On Fri, 18 Mar 2005 22:33:19 -0800, Brion Vibber brion@pobox.com wrote:
Just a reminder of work in progress and general background, for those who might be commenting without being aware of present work...
First, in MediaWiki 1.5 we've made a major schema change, intended to reduce the number of changes to data rows that have to be made and to slim down the amount of data that has to be pulled per-row when scanning non-bulk-text metadata.
Specifically, the 'cur' and 'old' tables are being split into 'page', 'revision', and 'text'. Lists of pages won't be trudging through large page text fields, and operations like renames of heavily-edited pages won't have to touch 15000 records. This will also give us the potential to move the bulk text to a separate replicated object store to keep the core metadata DBs relatively small and limber (and cacheable).
Talk to icee in #mediawiki if interested in the object store; he's working on a prototype for us, to use for image uploads and potentially bulk text storage.
Second, remember that each wiki's database is independent. It's very likely that at some point we'll want to split out some of the larger wikis to separate master servers; aside from localizing disk and cache utilization, this could provide some fault isolation in that a failure in one master would not affect the wikis running off the other master.
Third, we're expecting to have at least two new additional data centers soon in Europe and the US. Initially these are probably going to be squid proxies since that's easy for us to do (we have a small offsite squid farm in France currently in addition to the squids in the main cluster in Florida) but local web server boxen pulling from local slaved databases at least for read-only requests is something we're likely to see, to move more of the load off of the central location.
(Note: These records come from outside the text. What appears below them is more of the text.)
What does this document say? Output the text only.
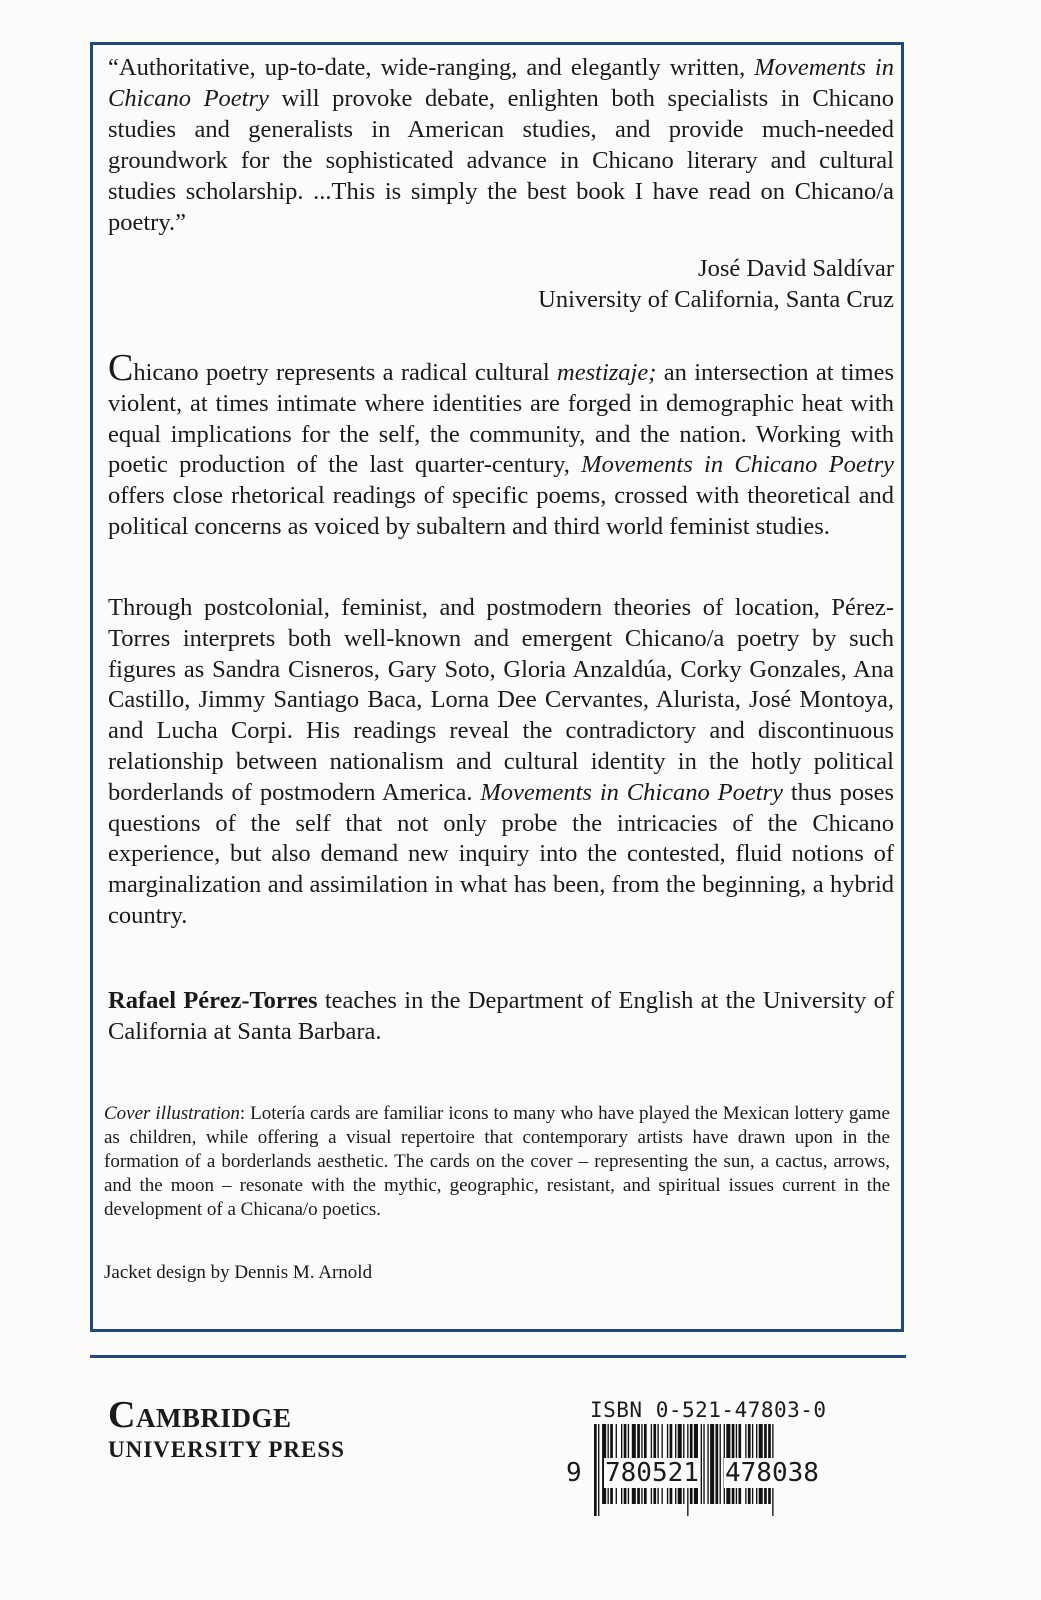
“Authoritative, up-to-date, wide-ranging, and elegantly written, Movements in Chicano Poetry will provoke debate, enlighten both specialists in Chicano studies and generalists in American studies, and provide much-needed groundwork for the sophisticated advance in Chicano literary and cultural studies scholarship. ...This is simply the best book I have read on Chicano/a poetry.”
José David Saldívar
University of California, Santa Cruz

Chicano poetry represents a radical cultural mestizaje; an intersection at times violent, at times intimate where identities are forged in demographic heat with equal implications for the self, the community, and the nation. Working with poetic production of the last quarter-century, Movements in Chicano Poetry offers close rhetorical readings of specific poems, crossed with theoretical and political concerns as voiced by subaltern and third world feminist studies.

Through postcolonial, feminist, and postmodern theories of location, Pérez-Torres interprets both well-known and emergent Chicano/a poetry by such figures as Sandra Cisneros, Gary Soto, Gloria Anzaldúa, Corky Gonzales, Ana Castillo, Jimmy Santiago Baca, Lorna Dee Cervantes, Alurista, José Montoya, and Lucha Corpi. His readings reveal the contradictory and discontinuous relationship between nationalism and cultural identity in the hotly political borderlands of postmodern America. Movements in Chicano Poetry thus poses questions of the self that not only probe the intricacies of the Chicano experience, but also demand new inquiry into the contested, fluid notions of marginalization and assimilation in what has been, from the beginning, a hybrid country.

Rafael Pérez-Torres teaches in the Department of English at the University of California at Santa Barbara.

Cover illustration: Lotería cards are familiar icons to many who have played the Mexican lottery game as children, while offering a visual repertoire that contemporary artists have drawn upon in the formation of a borderlands aesthetic. The cards on the cover – representing the sun, a cactus, arrows, and the moon – resonate with the mythic, geographic, resistant, and spiritual issues current in the development of a Chicana/o poetics.

Jacket design by Dennis M. Arnold
Cambridge
UNIVERSITY PRESS
ISBN 0-521-47803-0
9 780521 478038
Finally, people constantly bring up the 'PostgreSQL cures cancer' bugaboo. 1.4 has experimental PostgreSQL support, which I'd like to see as a first-class supported configuration for the 1.5 release. This is only going to happen, though, if people pitch in to help in testing, bug fixing, and of course make some benchmarks and failure mode tests compared to MySQL! If you ever want Wikimedia to consider switching, the software needs to be available to make it work and it needs to be demonstrated as a legitimate improvement with a feasible conversion.
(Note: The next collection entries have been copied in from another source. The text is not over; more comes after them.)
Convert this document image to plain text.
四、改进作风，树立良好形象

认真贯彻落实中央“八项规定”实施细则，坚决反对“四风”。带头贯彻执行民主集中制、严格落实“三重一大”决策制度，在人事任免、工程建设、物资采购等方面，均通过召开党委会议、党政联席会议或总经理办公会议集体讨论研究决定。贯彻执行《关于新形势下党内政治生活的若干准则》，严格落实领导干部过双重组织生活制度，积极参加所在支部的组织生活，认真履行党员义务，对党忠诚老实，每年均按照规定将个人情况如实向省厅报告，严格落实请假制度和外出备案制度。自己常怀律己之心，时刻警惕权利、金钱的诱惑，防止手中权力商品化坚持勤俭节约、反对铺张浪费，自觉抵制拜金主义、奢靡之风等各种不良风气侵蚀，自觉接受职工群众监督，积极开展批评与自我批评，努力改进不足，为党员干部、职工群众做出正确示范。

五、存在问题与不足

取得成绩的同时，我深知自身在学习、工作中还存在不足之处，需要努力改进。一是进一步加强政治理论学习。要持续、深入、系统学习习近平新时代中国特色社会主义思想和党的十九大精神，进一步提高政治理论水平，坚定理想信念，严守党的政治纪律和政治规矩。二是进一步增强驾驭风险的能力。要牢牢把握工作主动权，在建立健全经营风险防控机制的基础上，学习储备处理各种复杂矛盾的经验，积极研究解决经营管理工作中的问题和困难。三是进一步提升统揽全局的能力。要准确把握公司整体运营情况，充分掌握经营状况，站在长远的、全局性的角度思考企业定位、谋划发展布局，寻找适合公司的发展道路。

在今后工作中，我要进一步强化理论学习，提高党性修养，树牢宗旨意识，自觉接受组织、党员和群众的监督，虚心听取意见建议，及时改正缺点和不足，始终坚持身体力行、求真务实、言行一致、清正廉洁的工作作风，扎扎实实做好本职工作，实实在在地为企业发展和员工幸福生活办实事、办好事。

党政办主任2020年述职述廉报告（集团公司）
Domas is the PostgreSQL partisan on our team and wrote the existing PostgreSQL support. If you'd like to help you should probably track him down; in #mediawiki you'll usually find him as 'dammit'.
Thank you very much for this update. I just have some questions.
Where will deleted articles be? Tables archive_page, archive_revision, archive_text? Will it just be like the current version?
At what stage (beta, rc, etc) of 1.5 will you be using it on Wikimedia sites? Will you wait for 1.4.0 first?
Is a Bugzilla search for the new features possible? Can you provide a link or some instructions?
Will you bring up http://test.wikipedia.org again soon?
Is the HEAD branch in CVS the one which will become REL1_5? (I don't understand CVS very much)
Is that branch currently usable without major developer knowledge? Might I find anything really cool if I tried to use it?